I – O acórdão da Relação, que confirmou a decisão da 1ª instância proferida num incidente de reclamação contra a relação de bens em processo de inventário, conheceu do “mérito da causa”, ficando englobada na regra geral do art. 671º/1, do CPCivil.
II – O acórdão da Relação, que confirmou a decisão da 1ª instância proferida num incidente de reclamação contra a relação de bens em processo de inventário, conheceu do “mérito da causa”, ficando englobada na regra geral do art. 671º/1, do CPCivil.
III – Como tal, a admissibilidade do respetivo recurso de revista depende de se verificarem os pressupostos gerais de recorribilidade fixados no art. 629º/1, relacionados com o valor da causa e da sucumbência, e da não ocorrência de situação de dupla conforme, que nos termos do art. 671º/3 é impeditiva da revista em termos gerais.

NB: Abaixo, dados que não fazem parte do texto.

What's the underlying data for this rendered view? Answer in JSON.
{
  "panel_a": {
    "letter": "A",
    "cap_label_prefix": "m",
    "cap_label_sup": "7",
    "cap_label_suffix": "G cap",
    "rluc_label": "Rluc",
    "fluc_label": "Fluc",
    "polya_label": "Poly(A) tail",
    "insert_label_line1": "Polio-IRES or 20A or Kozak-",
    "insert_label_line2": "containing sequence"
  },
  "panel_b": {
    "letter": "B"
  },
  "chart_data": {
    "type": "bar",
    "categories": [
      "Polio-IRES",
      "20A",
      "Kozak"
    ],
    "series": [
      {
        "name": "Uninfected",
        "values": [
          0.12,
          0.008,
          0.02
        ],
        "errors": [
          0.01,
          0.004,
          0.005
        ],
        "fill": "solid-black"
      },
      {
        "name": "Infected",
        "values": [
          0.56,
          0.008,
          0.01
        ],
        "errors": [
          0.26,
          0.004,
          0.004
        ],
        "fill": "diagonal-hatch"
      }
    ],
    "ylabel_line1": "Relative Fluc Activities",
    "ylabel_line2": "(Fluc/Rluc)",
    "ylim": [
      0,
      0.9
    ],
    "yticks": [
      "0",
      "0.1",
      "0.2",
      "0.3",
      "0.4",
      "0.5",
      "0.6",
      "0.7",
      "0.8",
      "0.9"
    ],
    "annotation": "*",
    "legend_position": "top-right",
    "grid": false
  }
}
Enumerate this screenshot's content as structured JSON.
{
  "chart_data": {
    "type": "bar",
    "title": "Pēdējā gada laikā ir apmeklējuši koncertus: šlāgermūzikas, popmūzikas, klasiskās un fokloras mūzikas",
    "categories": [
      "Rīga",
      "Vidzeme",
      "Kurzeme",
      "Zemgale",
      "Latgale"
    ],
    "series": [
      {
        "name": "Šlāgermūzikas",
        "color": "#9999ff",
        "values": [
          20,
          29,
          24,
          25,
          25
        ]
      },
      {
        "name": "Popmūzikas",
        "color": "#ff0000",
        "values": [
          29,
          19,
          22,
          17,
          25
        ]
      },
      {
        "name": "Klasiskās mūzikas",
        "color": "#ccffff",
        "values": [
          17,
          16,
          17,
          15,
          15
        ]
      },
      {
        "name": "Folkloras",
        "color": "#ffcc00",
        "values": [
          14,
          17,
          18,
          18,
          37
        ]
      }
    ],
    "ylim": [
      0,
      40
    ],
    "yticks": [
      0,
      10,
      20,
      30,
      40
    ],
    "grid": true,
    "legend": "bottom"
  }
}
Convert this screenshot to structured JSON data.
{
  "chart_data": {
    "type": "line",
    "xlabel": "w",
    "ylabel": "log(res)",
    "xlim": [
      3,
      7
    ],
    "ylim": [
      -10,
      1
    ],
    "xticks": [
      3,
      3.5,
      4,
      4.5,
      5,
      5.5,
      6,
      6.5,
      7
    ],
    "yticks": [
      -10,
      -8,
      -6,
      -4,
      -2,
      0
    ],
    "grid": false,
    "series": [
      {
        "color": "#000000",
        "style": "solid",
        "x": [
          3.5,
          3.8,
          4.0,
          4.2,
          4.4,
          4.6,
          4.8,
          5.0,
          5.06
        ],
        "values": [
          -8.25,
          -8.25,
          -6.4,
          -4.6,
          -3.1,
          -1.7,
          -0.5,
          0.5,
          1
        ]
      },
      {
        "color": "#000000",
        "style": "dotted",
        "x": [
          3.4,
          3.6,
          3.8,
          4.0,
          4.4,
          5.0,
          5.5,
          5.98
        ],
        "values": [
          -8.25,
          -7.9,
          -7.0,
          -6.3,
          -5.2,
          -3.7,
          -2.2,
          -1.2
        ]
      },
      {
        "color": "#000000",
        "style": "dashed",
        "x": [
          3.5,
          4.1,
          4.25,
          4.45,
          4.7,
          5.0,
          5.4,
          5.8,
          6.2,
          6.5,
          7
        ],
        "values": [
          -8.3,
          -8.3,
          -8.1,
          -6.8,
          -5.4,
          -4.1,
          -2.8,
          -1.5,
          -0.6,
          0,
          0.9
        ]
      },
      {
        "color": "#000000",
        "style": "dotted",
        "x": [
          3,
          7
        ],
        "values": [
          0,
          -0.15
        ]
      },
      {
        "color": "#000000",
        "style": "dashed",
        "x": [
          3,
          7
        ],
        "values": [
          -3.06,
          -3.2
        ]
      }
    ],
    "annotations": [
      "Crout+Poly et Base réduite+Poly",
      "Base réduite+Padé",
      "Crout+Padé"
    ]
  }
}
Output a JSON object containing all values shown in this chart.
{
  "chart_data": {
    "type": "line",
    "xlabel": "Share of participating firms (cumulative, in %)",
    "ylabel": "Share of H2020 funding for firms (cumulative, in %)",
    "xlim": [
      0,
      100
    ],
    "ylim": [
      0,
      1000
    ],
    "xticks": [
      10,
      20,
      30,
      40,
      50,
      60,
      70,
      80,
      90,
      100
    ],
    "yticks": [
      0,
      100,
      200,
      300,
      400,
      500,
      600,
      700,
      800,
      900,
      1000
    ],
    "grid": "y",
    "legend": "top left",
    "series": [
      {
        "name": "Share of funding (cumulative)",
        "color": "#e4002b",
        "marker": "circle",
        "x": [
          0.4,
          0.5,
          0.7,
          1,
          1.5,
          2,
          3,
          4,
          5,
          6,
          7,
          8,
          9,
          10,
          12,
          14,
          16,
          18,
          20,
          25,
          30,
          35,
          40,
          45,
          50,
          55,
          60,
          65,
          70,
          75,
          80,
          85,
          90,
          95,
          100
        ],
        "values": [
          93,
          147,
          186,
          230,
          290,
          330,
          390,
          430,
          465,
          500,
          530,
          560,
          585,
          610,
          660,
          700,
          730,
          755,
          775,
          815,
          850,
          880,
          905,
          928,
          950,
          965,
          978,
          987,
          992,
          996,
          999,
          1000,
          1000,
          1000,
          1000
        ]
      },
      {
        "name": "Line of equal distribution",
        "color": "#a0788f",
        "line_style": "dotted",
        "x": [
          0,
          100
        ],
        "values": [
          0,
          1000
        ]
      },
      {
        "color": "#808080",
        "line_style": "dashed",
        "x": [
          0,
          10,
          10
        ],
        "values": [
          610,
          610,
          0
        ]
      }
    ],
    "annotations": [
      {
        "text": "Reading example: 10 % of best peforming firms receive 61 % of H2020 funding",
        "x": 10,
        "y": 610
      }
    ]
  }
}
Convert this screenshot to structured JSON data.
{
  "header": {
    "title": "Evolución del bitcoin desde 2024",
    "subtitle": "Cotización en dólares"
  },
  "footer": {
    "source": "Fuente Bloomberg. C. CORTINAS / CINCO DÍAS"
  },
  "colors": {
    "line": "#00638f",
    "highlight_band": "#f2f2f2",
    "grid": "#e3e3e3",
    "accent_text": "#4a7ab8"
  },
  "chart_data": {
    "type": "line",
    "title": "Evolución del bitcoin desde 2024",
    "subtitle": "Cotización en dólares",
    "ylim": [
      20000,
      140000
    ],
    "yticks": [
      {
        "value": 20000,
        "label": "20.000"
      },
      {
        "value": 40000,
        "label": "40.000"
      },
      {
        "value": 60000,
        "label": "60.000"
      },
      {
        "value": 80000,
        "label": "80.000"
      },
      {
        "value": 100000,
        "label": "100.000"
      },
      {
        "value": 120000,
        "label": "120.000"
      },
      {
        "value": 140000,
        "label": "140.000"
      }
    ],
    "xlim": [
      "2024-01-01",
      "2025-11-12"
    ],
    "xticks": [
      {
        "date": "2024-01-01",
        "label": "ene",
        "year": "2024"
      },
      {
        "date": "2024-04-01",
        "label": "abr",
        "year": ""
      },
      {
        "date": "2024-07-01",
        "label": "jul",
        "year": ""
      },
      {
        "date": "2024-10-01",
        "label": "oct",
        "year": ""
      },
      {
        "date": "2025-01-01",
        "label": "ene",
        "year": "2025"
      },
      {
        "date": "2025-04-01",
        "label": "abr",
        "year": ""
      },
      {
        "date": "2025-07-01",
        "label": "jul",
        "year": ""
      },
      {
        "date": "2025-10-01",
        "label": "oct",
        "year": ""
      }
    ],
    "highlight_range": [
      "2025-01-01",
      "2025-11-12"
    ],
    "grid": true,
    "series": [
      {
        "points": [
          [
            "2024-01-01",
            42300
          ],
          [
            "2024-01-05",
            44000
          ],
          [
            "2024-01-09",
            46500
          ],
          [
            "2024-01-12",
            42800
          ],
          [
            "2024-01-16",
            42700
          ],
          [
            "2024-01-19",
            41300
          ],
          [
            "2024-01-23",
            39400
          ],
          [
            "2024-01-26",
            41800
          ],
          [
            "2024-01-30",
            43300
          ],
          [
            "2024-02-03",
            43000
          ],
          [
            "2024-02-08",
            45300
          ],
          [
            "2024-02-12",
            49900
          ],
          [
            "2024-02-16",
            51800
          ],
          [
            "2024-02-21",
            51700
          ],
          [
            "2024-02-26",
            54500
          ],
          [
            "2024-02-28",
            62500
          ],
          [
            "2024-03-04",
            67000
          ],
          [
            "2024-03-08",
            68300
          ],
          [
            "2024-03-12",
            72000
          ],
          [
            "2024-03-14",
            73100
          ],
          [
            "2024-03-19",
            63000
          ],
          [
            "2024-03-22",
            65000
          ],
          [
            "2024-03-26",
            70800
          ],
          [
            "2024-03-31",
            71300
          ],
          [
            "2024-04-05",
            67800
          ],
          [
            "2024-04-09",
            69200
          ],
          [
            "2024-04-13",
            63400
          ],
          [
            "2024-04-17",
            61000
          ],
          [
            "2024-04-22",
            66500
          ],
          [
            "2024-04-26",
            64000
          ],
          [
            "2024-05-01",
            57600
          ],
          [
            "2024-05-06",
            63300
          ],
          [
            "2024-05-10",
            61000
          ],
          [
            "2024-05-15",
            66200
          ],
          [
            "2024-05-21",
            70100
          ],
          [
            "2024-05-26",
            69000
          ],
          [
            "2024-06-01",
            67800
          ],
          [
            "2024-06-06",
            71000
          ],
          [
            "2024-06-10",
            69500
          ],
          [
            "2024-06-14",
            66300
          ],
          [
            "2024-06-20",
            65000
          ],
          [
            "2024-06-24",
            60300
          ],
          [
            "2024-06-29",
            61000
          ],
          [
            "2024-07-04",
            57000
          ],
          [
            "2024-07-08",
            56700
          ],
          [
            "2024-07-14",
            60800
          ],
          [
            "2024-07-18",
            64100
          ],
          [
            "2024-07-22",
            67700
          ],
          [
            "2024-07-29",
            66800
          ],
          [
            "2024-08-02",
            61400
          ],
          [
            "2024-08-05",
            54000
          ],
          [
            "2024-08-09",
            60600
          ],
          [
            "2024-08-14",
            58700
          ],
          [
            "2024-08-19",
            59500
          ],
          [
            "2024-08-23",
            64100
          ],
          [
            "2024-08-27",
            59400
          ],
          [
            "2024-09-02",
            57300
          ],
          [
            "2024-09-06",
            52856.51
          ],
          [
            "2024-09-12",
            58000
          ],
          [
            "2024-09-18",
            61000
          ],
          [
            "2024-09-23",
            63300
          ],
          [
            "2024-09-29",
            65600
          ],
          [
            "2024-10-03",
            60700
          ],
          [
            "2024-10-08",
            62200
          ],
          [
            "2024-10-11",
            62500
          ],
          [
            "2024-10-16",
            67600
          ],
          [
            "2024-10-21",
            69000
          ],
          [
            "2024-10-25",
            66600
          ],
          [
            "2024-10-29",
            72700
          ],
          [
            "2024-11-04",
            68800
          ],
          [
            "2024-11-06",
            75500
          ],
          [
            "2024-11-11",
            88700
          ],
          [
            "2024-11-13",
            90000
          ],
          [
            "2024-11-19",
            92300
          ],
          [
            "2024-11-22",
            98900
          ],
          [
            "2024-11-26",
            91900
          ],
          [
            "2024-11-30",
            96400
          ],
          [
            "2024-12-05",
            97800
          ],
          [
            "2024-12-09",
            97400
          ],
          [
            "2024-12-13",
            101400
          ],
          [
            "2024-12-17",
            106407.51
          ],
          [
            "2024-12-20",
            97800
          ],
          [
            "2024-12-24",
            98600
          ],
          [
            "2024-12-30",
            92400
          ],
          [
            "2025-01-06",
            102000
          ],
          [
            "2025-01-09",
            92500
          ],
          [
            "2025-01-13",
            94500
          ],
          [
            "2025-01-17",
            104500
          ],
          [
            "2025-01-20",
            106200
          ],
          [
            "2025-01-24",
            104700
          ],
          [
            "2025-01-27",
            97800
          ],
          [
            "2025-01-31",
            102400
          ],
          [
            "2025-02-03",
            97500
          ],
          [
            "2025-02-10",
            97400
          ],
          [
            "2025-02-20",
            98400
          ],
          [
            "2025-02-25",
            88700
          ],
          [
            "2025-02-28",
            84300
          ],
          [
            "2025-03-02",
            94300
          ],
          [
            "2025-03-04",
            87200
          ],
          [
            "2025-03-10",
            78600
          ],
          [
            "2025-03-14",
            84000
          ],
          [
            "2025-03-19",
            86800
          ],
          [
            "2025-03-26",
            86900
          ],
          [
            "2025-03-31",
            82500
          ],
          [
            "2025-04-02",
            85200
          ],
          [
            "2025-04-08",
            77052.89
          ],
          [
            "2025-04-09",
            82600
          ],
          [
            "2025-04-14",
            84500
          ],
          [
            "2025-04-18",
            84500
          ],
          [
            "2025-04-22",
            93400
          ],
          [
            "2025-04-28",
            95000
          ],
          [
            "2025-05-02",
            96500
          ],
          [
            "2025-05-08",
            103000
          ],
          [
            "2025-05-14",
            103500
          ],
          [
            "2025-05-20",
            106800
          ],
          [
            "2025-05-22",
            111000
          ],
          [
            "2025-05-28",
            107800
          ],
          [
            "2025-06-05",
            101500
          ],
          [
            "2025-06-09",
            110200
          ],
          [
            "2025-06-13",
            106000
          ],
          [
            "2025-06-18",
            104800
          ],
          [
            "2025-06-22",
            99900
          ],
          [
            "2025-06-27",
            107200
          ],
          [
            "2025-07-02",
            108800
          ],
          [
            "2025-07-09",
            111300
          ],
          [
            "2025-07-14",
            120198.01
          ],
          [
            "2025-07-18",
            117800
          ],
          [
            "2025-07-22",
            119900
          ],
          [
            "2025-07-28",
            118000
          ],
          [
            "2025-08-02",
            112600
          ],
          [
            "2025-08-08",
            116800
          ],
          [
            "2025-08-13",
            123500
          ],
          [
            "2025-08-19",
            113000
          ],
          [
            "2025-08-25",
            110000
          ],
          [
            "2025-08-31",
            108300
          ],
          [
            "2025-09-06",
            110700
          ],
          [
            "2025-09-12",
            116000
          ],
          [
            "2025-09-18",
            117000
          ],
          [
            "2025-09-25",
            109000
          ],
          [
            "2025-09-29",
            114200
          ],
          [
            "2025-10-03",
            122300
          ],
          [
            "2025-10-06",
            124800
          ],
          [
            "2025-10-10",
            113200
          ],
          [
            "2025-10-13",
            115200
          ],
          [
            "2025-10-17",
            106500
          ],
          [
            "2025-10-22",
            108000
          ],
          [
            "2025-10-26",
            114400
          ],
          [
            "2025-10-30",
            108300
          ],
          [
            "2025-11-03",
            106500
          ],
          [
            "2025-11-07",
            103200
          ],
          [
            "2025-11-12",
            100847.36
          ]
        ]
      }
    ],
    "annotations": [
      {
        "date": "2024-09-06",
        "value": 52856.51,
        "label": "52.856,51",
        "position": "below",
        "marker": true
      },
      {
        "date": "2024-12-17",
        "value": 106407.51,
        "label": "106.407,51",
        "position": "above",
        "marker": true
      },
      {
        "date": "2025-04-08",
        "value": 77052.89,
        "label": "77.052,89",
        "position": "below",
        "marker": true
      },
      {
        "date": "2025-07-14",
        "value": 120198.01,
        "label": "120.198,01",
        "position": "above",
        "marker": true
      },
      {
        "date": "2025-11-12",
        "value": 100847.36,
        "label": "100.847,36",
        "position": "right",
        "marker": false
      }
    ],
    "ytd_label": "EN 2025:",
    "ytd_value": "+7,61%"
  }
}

IV – Face ao AUJ n.º 7/2022, de 20-09-2022, deve averiguar-se se há segmentos decisórios autónomos e cindíveis e, em relação a cada um desses segmentos decisórios autónomos e cindíveis, caso os haja, deve averiguar-se se o acórdão do Tribunal da Relação confirma a decisão do Tribunal de 1.ª instância e, caso confirme, se em relação a cada um desses segmentos decisórios autónomos e distintos em que o acórdão da Relação confirme a decisão do Tribunal de 1.º instância, se o faz sem fundamentação essencialmente diferente.
V – Apesar de o AUJ ter sido proferido no âmbito de uma ação de responsabilidade civil extracontratual fundada em facto ilícito, a doutrina nele fixada deve aplicar-se a outras ações em que também esteja em causa a interpretação do disposto no art. 671º/3, do CPCivil.
VI – A figura da “dupla conforme” que se encontra plasmada no art. 671º/3, do CPC, que obsta ao recurso de revista normal, pressupõe que haja um acórdão da Relação que confirme a decisão (recorrida) da primeira instância e que essa confirmação ocorra sem qualquer voto de vencido e sem uma fundamentação essencialmente diferente.
VII – Existe dupla conforme entre as decisões das instâncias sempre que o recorrente obtém uma decisão mais favorável, quantitativa ou qualitativamente, ainda que não tenha obtido vencimento integral do recurso.
VIII – A conformidade decisória que caracteriza a dupla conforme impeditiva da admissibilidade da revista, nos termos do artigo 671º/3, do CPCivil, é avaliada em função do benefício que o apelante retirou do acórdão da Relação.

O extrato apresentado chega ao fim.